The main limitation of this work lies in the specific case study (early acquired cardiac PET images from CA patients) approached with the explained methodology. In particular, in the limited dataset and in the fact that the severity of the disease was not accounted for (as a general index across the various subtypes is not available), possibly leading to biased data and dataset split. To better explore the capabilities and potentiality of the Bayesian framework in similar scenarios and to produce a severity metric based on PET acquisitions are objectives of future works.

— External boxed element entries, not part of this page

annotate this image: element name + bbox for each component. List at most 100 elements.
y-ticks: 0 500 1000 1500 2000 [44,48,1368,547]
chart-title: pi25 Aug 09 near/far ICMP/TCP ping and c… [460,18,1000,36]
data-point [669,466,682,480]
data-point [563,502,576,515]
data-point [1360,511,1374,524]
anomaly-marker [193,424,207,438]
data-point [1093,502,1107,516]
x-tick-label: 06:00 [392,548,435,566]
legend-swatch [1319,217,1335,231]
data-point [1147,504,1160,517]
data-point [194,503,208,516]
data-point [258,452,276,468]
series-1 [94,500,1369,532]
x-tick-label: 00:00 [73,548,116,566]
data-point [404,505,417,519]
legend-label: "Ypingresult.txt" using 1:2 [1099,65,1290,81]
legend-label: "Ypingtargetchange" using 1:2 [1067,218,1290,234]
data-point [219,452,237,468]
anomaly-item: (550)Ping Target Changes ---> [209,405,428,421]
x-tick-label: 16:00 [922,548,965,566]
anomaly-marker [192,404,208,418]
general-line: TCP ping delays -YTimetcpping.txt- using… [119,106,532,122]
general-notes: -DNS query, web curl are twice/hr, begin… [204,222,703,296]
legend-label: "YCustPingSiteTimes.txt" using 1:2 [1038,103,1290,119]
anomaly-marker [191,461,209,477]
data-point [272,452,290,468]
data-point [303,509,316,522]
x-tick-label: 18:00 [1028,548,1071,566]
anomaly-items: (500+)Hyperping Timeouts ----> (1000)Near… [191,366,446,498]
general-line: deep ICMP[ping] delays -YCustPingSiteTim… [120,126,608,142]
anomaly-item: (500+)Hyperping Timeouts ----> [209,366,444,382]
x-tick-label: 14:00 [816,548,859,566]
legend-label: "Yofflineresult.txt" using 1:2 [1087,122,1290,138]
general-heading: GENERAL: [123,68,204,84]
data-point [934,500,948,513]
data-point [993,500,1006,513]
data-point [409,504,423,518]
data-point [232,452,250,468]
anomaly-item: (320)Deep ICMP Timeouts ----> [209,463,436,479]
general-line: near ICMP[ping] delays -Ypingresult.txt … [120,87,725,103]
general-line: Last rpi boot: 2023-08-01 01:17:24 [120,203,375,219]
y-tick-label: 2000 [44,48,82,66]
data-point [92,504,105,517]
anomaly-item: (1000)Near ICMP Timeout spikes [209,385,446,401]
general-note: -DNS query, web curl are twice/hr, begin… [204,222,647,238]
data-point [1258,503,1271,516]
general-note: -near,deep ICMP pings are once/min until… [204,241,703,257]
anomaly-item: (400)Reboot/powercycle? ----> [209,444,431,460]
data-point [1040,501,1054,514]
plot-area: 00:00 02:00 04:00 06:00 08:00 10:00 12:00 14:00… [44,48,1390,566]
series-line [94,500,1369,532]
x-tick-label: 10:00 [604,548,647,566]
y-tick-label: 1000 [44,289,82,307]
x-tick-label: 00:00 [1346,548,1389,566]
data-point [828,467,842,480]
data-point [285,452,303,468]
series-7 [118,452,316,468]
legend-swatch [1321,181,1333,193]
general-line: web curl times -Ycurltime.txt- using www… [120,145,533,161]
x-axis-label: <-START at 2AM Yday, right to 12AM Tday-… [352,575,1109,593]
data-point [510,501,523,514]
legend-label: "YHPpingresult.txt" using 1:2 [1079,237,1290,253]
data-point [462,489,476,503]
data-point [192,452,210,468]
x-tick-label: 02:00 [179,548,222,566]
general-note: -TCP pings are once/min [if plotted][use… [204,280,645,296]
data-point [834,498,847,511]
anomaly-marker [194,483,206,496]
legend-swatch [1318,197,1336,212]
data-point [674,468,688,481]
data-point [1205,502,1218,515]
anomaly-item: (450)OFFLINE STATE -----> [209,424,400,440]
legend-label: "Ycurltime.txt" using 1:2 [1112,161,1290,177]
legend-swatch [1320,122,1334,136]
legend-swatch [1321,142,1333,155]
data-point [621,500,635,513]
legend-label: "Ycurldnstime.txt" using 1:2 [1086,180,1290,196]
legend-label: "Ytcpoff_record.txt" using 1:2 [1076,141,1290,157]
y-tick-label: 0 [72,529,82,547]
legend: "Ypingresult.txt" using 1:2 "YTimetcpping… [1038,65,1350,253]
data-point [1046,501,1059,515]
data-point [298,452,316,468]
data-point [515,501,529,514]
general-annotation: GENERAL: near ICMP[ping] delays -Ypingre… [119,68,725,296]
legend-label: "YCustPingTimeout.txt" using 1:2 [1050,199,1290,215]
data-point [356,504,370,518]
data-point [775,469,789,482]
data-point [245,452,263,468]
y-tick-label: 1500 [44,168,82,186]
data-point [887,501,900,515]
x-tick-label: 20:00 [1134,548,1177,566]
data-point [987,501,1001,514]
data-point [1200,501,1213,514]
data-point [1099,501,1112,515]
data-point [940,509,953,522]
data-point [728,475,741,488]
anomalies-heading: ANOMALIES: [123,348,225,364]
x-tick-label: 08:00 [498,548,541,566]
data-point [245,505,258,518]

Moreover, better tuning of the models and a major exploration of possible approximations and algorithms to improve Bayesian inference performance and computational cost could also be considered future works.

Conclusion

In the present work, four models were developed to assess, through a CA classification case study, the capability of BCNNs to overcome some of the limitations of deep learning in data scarcity scenarios. The developed BCNN showed comparable accuracy on the test dataset in comparison with the deterministic CNN; it is also able to reduce silent failures by spotting OOD inputs better than the deterministic and approximate bayesian models. Moreover, both the approximate Bayesian DropBCNN and the BCNN provided epistemic uncertainty. It is well known that epistemic uncertainty is fundamental for enriching the prediction and delivering crucial information to improve model performance, better interpret results, and possibly construct thresholds to refuse classification.